How can investors protect themselves against AI washing and other AI scams? The SEC Office of Investor Education and Advocacy has best practices for investors to avoid such schemes. Here are some of them:
• Make sure that any investment adviser, exchange or platform that you engage with is registered. You can do that for free through the SEC here.
• Use information from several, verified sources before deciding where to put your dollars. Fraudsters can use AI to clone voices or generate fake video impersonating legitimate sources like government agencies or even your friends and family.
• Be skeptical of endorsements from celebrities or influencers. The product or service they’re promoting could be a scam or just not right for your investment goals.
• Review company disclosures and marketing tactics. Look for warning signs, such as a focus on promotions to attract investors rather than growing its business. You can find public companies’ disclosures in the SEC’s EDGAR database.
• If it sounds too good to be true, it probably is. Promises of a guaranteed, turbocharged return with little to no risk are immediate red flags.
The Federal Reserve held its key interest rate steady Wednesday for the fifth consecutive meeting, as the central bank awaits more data to determine when to cut rates, reports my colleague Bryan Mena.
The Fed has raised rates aggressively over the past two years in a bid to fight the highest inflation in decades. But while Americans continue to deal with high interest rates and inflation, Fed officials are still not ready to bring down borrowing costs.
Wall Street is betting that the first rate cut will come in the summer.
Fed officials are facing the difficult task of balancing the risk of cutting too soon with the risk of cutting too late — both of which come with consequences. That’s why the timing of that first rate cut is so critical, because it could either undo the progress the Fed has seen, if officials cut too soon, or it could fail to prevent the economy from sharply deteriorating, if officials cut too late.

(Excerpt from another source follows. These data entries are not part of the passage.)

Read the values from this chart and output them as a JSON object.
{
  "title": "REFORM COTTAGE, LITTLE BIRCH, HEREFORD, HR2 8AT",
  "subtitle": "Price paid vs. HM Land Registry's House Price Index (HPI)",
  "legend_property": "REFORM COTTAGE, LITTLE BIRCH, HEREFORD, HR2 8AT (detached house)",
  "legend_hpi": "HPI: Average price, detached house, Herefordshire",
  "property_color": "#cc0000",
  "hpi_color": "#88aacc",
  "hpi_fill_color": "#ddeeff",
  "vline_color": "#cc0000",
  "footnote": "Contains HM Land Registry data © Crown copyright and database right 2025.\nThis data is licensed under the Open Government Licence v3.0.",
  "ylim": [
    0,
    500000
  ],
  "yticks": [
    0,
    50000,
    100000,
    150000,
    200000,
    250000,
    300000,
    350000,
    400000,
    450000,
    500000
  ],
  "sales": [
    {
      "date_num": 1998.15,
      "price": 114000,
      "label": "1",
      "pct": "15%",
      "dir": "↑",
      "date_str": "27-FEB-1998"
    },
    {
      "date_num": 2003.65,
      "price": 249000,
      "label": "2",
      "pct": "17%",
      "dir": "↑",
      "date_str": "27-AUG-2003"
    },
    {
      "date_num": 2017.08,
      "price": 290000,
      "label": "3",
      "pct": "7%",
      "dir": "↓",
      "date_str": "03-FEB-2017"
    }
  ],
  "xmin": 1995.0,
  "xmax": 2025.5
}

Fed officials also released a fresh set of economic projections, which show they now expect fewer rate cuts in the coming years than they estimated in December. A majority of Fed policymakers continue to expect three rate cuts this year, but they now see fewer in 2025 and 2026. They expect interest rates in the longer run to be slightly higher than they projected in December.
Economic growth is also expected to be much higher this year than officials estimated.

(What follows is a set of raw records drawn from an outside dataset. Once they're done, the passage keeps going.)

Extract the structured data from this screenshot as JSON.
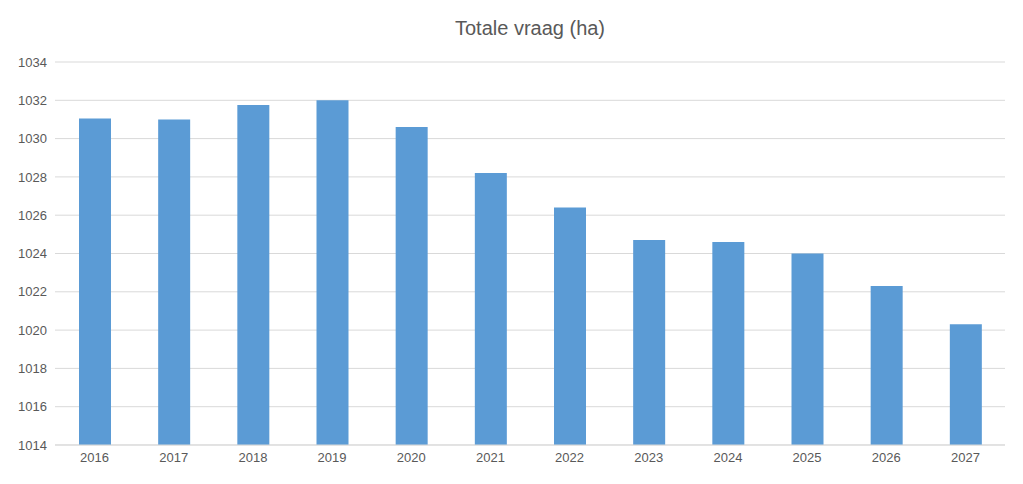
{
  "chart_data": {
    "type": "bar",
    "title": "Totale vraag (ha)",
    "categories": [
      "2016",
      "2017",
      "2018",
      "2019",
      "2020",
      "2021",
      "2022",
      "2023",
      "2024",
      "2025",
      "2026",
      "2027"
    ],
    "values": [
      1031.05,
      1031.0,
      1031.75,
      1032.0,
      1030.6,
      1028.2,
      1026.4,
      1024.7,
      1024.6,
      1024.0,
      1022.3,
      1020.3
    ],
    "color": "#5b9bd5",
    "ylim": [
      1014,
      1034
    ],
    "yticks": [
      1014,
      1016,
      1018,
      1020,
      1022,
      1024,
      1026,
      1028,
      1030,
      1032,
      1034
    ],
    "grid": true
  }
}
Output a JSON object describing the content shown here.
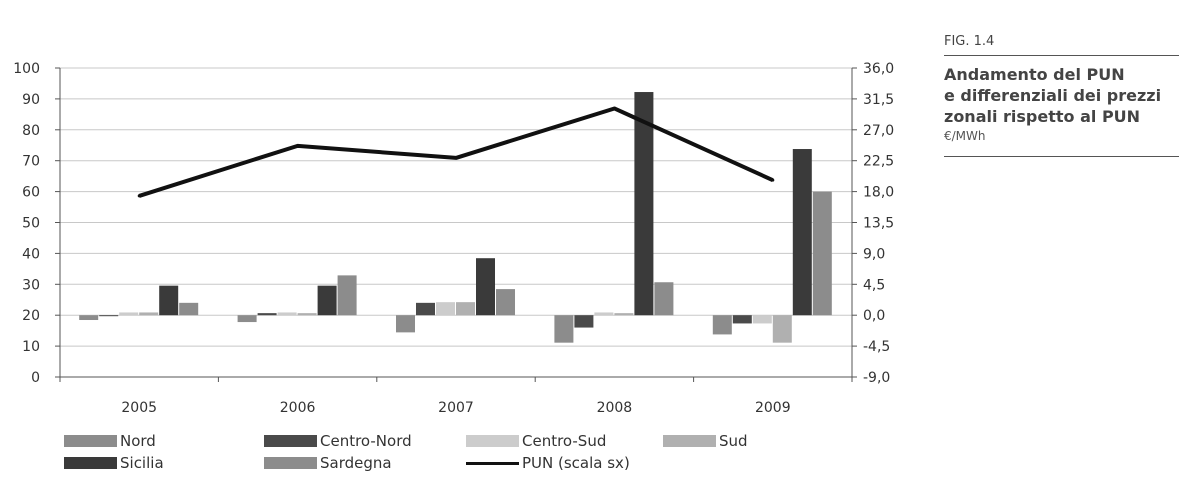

Officials also reflected in their latest estimates that they expect “core” inflation, a measure that strips out volatile food and energy prices, to be higher this year than previously thought.
Read more here.
A multibillion-dollar settlement in the United States agreed last Friday has opened the door for alternative models of selling real estate, and likely spells the end to 6% commissions on home sales.
American homesellers excited by the prospect of paying substantially lower fees — and realtors equally fearful of a huge cut to their income — need only look across the pond for an example of what might happen next, reports my colleague Anna Cooban.
An influx of low-cost, online-only real estate agencies in Britain has shaken up its housing market in recent years, offering sellers highly competitive upfront fixed fees for a basic package of services.
“Sell your home for free. No bull,” promises one such agency, Purplebricks, on its website. The company, founded a decade ago, offers sellers a valuation and a listing — “everything you need to sell your home” — for free.
Sellers can choose, however, to pay for a range of services considered standard among traditional real estate agencies, and many of them do. Purplebricks charges £899 ($1,142) to have one of its agents conduct property viewings, for example, and £699 ($888) for a package that includes professional photos.
But that’s still a much sweeter deal than the typical £2,850 ($3,616) a UK homeowner can expect to pay a traditional brick-and-mortar agent for a property priced at the national average of £285,000 ($362,022).